白魄在大荒谷中也听说了这些事,只是他自己那时也焦头烂额,无暇他顾,没能趁机掺和这一潭浑水。
再过十六年,谢衍破关而出,已经是天人之境。
白魄再瞥了谢衍一眼,抱着长刀的青年浑身被雨水浸透,眼神空茫,身上一点活气都不剩,不像他在青牛镇见过的意气风发的少年,也不像传闻中暴戾冷酷的剑尊。
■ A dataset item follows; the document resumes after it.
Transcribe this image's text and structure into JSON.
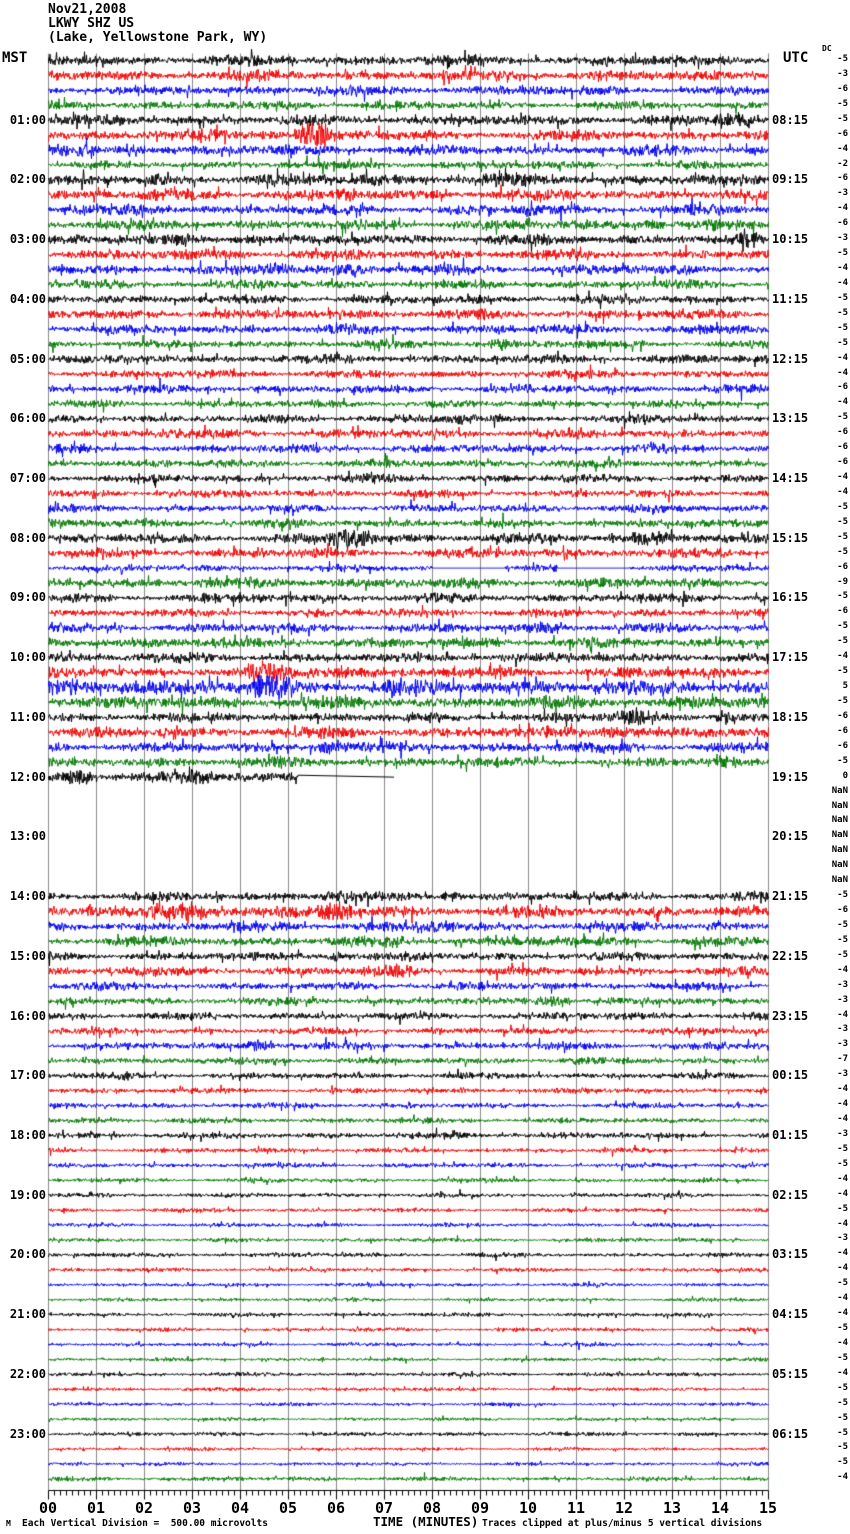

白魄瞧着瞧着,倒瞧出了几分可怜来,原本对谢衍的忌惮也减少了几分。
白魄不由放缓了语气,对蒲团上的谢衍道:“尊上,今夜之事,与你无关,看在咱们有过一场交情的份上,你可否离开此处?”
“我都说了,我不记得跟你的交情。雨这么大,我只不过想找个容身的地方。”小鱼在蒲团上翻了个身,似是想要这么睡去。
他很累,太累了,只想找一个地方安静睡会。
“哦……”白魄应了一声,也不知道他说的是真是假。他的关节处又开始渗血,血珠沿着他惨白的指尖淌下。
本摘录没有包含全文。